Personal life
- Born: 1947 (age 78–79) Edinburgh, Scotland

Religious life
- Religion: Buddhism
- Order: Sīladharā
- School: Theravāda
- Lineage: Forest Tradition of Ajahn Chah
- Ordination: 1983 (43 years ago)

Senior posting
- Teacher: Ajahn Sumedho
- Based in: Amaravati Buddhist Monastery
- Website: amaravati.org

= Ajahn Candasiri =

Buddhist monk

Ajahn Candasiri is one of the Theravāda Buddhist monastics who co-founded Chithurst Buddhist Monastery in West Sussex, England, a branch monastery of the Ajahn Chah lineage. She is currently ordained as a ten-precept sīladharā, the highest level that is allowed for women in the Thai Forest Tradition.
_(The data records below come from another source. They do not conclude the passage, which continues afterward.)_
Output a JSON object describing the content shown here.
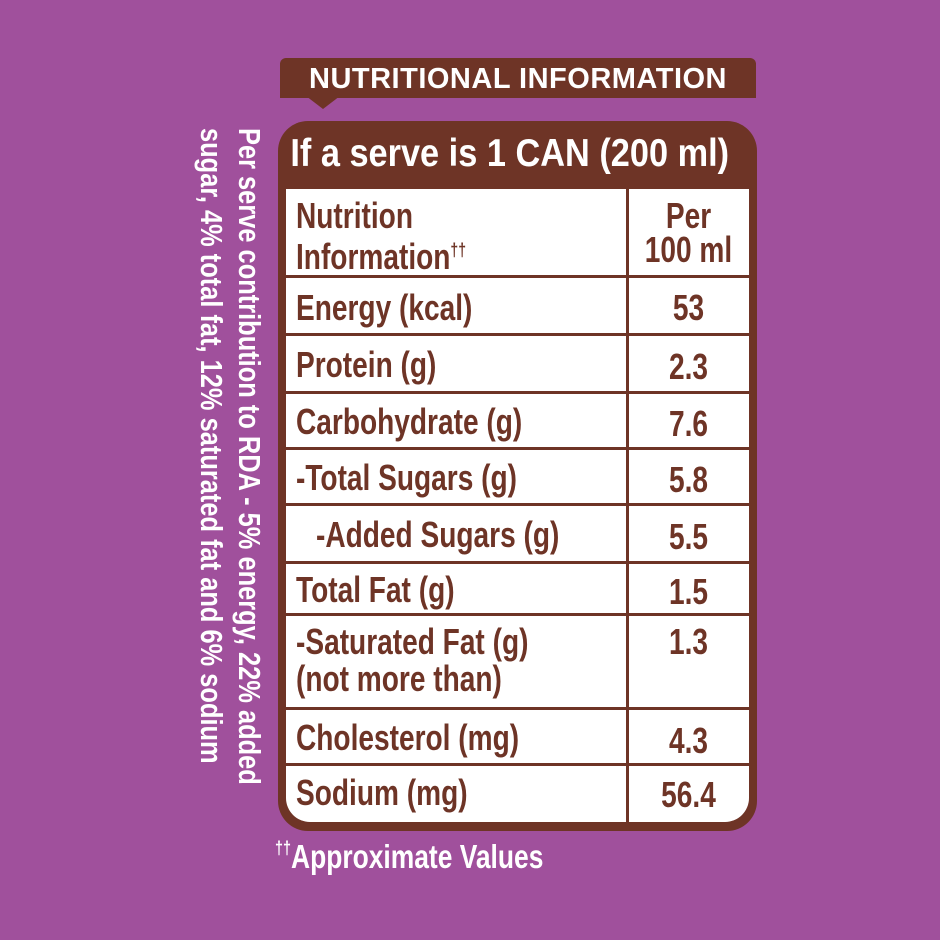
{
  "banner": {
    "title": "NUTRITIONAL INFORMATION"
  },
  "panel": {
    "serve_header": "If a serve is 1 CAN (200 ml)"
  },
  "table": {
    "header": {
      "label_line1": "Nutrition",
      "label_line2": "Information",
      "label_mark": "††",
      "value_line1": "Per",
      "value_line2": "100 ml"
    },
    "rows": [
      {
        "label": "Energy (kcal)",
        "value": "53"
      },
      {
        "label": "Protein (g)",
        "value": "2.3"
      },
      {
        "label": "Carbohydrate (g)",
        "value": "7.6"
      },
      {
        "label": "-Total Sugars (g)",
        "value": "5.8"
      },
      {
        "label": "-Added Sugars (g)",
        "value": "5.5"
      },
      {
        "label": "Total Fat (g)",
        "value": "1.5"
      },
      {
        "label": "-Saturated Fat (g)",
        "label_line2": "(not more than)",
        "value": "1.3"
      },
      {
        "label": "Cholesterol (mg)",
        "value": "4.3"
      },
      {
        "label": "Sodium (mg)",
        "value": "56.4"
      }
    ]
  },
  "side_note": {
    "line1": "Per serve contribution to RDA - 5% energy, 22% added",
    "line2": "sugar, 4% total fat, 12% saturated fat and 6% sodium"
  },
  "footnote": {
    "mark": "††",
    "text": "Approximate Values"
  },
  "colors": {
    "background": "#a0509c",
    "brown": "#6e3426",
    "table_bg": "#ffffff"
  }
}
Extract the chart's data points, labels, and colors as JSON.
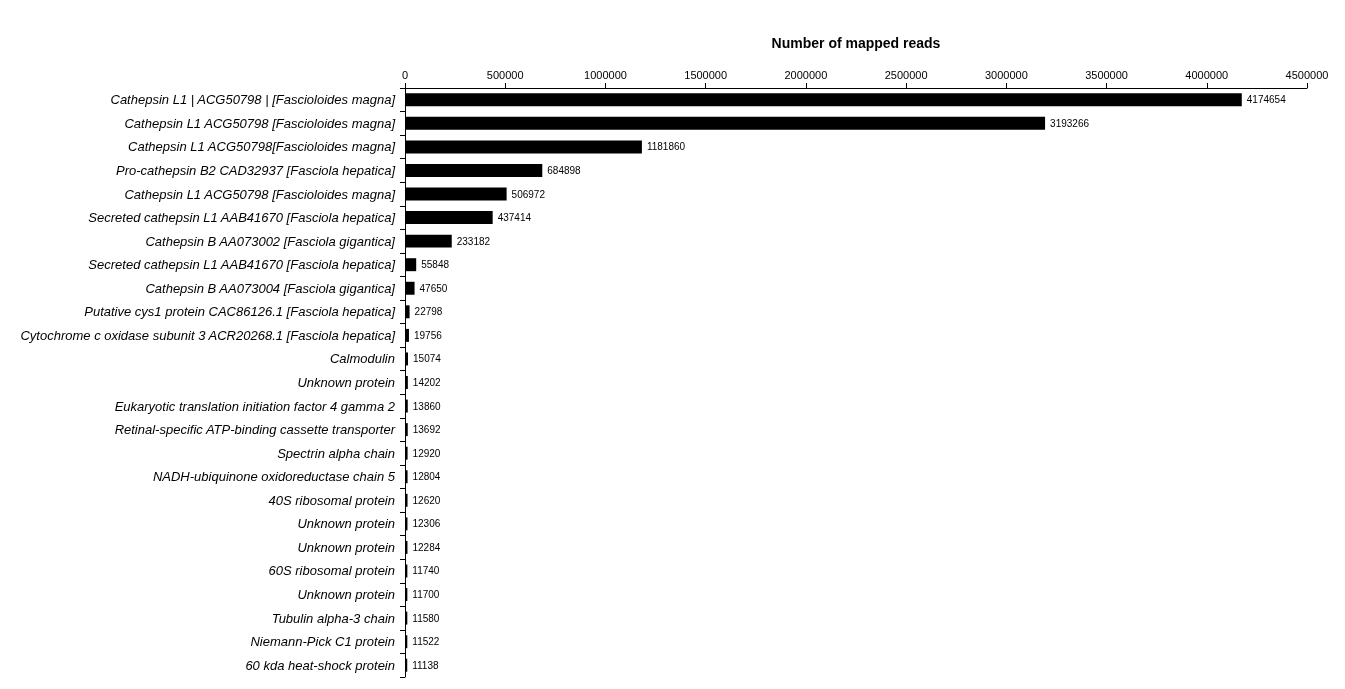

She is one of the senior monastics in western Theravāda Buddhism and trained alongside women who later became fully ordained bhikkhunis and abbesses of monasteries.

Born in 1947, Ajahn Candasiri was raised as a Christian in Edinburgh, Scotland. She worked as an occupational therapist in the United Kingdom after graduation from university. She encountered the Buddha's teachings in 1977 through Ajahn Sumedho, after exploring several meditation traditions. She became a renunciant in 1979, a white-robed, eight-precept anagārikā, at Chithurst Buddhist Monastery.

Ajahn Candasiri was one of four anagārikā women who carved out an existence in the early days of Chithurst Buddhist Monastery, along with a group of monks. In 1979, the monastery was little more than an abandoned, dilapidated house. After the group turned it into a functional residence, the nuns moved to a small house nearby and fixed it up. They called it Āloka Cottage and eventually founded the sīladhārā ordination community there. In 1983, Candasiri took sīladharā ordination (brown robes and ten precepts). It consisted of a unique set of 137 rules and a new version of the Patimokkha recitation created by Ajahn Sumedho so that the women monastics could be trained in Ajahn Chah's lineage. Ajahn Candasiri was one of the pioneer sīladharā monastics who were trained by bhikkhus (fully ordained monks), in parts of the Suttavibhanga and a version of the Vinaya Patimokkha. Some of the sīladharā sisters became skilled Sangha members, capable of keeping the patimokkha, living in harmony and maintaining their community with very few resources.

Ajahn Candasiri and the other sīladharās remained at the Chithurst monastery despite the sīladharās being subordinated to monastic men. Though the sīladharā community grew over the years, some began leaving to seek full Vinaya training. Ajahn Candasiri had stayed in the sīladharā community which shrank to three nuns at one point. She is one of the sīladharās who have been allowed to teach and lead retreats. She lived at Chithurst until 1999 when she moved to Amaravati Buddhist Monastery, where she continues to teach.

She is one of the most senior monastics in the Amaravati Sangha. Since 2015, she has been increasingly resident in Scotland at Milntuim Hermitage in Perthshire. Initially on her own, supported by laywomen staying with her, there is now, in 2020, usually a junior female monastic from Amaravati resident with her, when she is there.

==Publications==
- The Secret of Happiness. Amaravati Publications (2021). ISBN 978-1-78432-184-0
- Simple Kindness. Amaravati Buddhist Monastery (2012). ISBN 978-1-870205-58-0.
- Friends on the Path. Amaravati Publications (2011). ISBN 978-1-870205-24-5.
- Rituals and Observances. Amaravati Publications (2001). ISBN 1-870205-15-4.